Over the past few weeks, Pence has been playing a number of important roles inside the administration. The most important is that he has become a bridge to the conservatives on Capitol Hill, trying to calm nerves over bills like the health care reform.
In this role, Pence is facing some of the challenge that then-Vice President Walter Mondale confronted when he had to sell President Jimmy Carter's more controversial ideas, like energy conservation and fiscal austerity, to a Democratic Congress that was hoping for another Great Society, not some kind of middle way.
Mondale, previously a senator from Minnesota who had impeccable liberal credentials with his former colleagues in Congress, worked hard to persuade Democrats that Carter, despite his unorthodox ways, still was on the same political page. His efforts were only of middling success as Carter ultimately proved to be unpopular with Democrats despite Mondale's efforts.
Pence has a better chance of succeeding since, generally, Trump is not doing much to depart from the party agenda, unlike the way that Carter did with the Democrats. This is a debate over how conservative to be in going after the Affordable Care Act, not whether to stick to the political middle.
Now with the CBO report, Pence will be needed more than ever. Not only does he need to sell the conservatives that this not "Obamacare Lite" but a serious move in the right direction toward market-based health care. He also needs to persuade moderates that this bill is still worth the political risks that could result from rolling back health care coverage for millions of people.
If Pence can pull this off he will emerge from this battle as a real power player within the White House. The only thing that has insulated President Trump thus far from the ongoing attacks by Democrats, the relentless investigations from the news media, and the growing scrutiny of the courts is the Republican Congress.
President Trump, the divider, is depending on the fact that partisanship will hold and that in the end the Republican Congress will not abandon him or, even worse, turn against him. Until that happens it will be very difficult for any Democrat to make headway against this White House. So, if the vice president can get them through this challenging moment with an actual piece of legislation and without an open right-wing revolt, the President will keep turning to him as his point man on the Hill.
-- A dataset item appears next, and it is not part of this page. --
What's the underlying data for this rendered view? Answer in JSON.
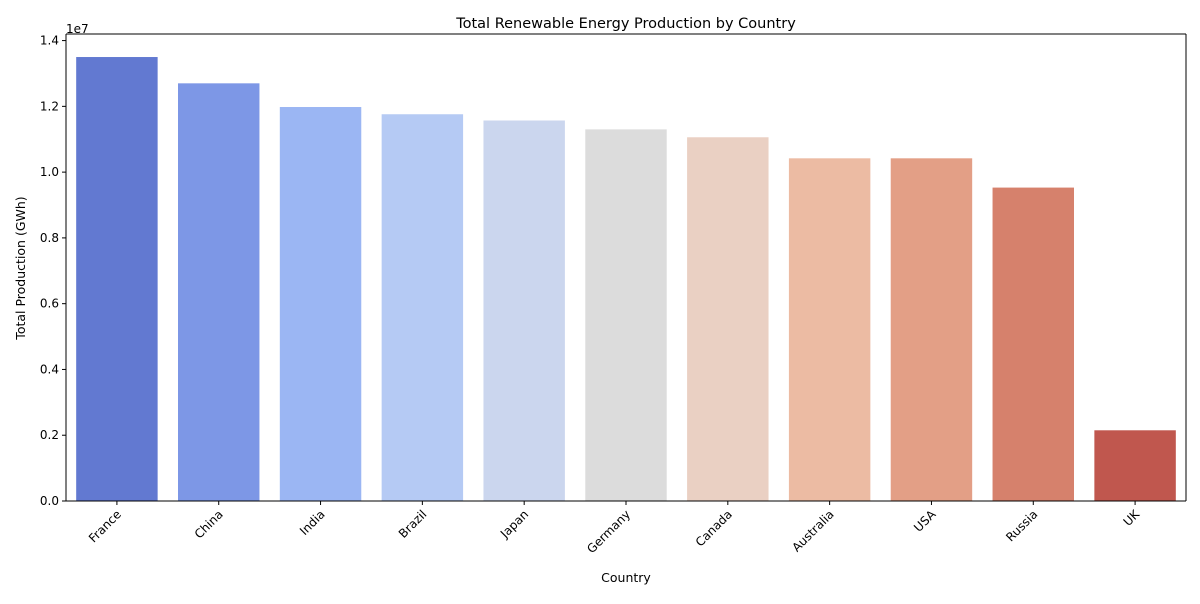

Pence has also become an important voice on foreign policy, The president sent him to Europe to help ease concerns among U.S. allies about Trump's commitment to NATO. Pence is taking a lead role in deliberations with Japan.
The vice president is also being used as the "clean-up man in chief." After many of the President's more controversial statements and decisions, Pence has stepped in to try to smooth things over.
When Trump attacked the "so-called" judge who halted his first executive order on immigrations, Pence took to the airwaves to justify the attack. Pence tweeted out that the administration joined the "Jewish people" on Holocaust Remembrance Day after the White House came under fire for having rejected the State Department draft of a statement that mentioned Jews.
Pence has also been important in the appointment process. A number of people who Pence considered allies are now in the administration, including former Indiana Sen. Dan Coats, who the Senate confirmed as director of national intelligence, and Marc Short, one of Pence's former aides who has been named legislative affairs director for the President.
Pence is clearly looking to solidify his credentials not just to have greater standing in this White House but also to keep making the case that he is one of the most promising prospects as a Republican presidential candidate for future elections.
His commitment to the right is already well-established. What being vice president offers Pence is the ability to show that he can govern and that he can be a conservative leader with polish.
The biggest threat for Pence is that the bigger his role becomes the more he will suffer from the baggage of the current administration. Besides the tensions over health care there are the scandals. With the Russiagate investigation looming large over the White House, as steady drips of information keep raising questions about what happened in the 2016 election, Pence has to beware the possibility of becoming part of a historic political scandal.
If things go south for Trump through scandal, failed legislation, or diminishing approval ratings among Republicans, Pence will be seen as part of the problem as well. He would do well to remember the fate suffered by Walter Mondale, who could never overcome Carter's shadow when he ran in 1984.
Clearly, Pence is willing to take this risk as was evident when he first signed up for this job last summer. In the coming days, he will have to show that he can live up to this difficult challenge as he tries to shore up the president's support amid the furor over health care.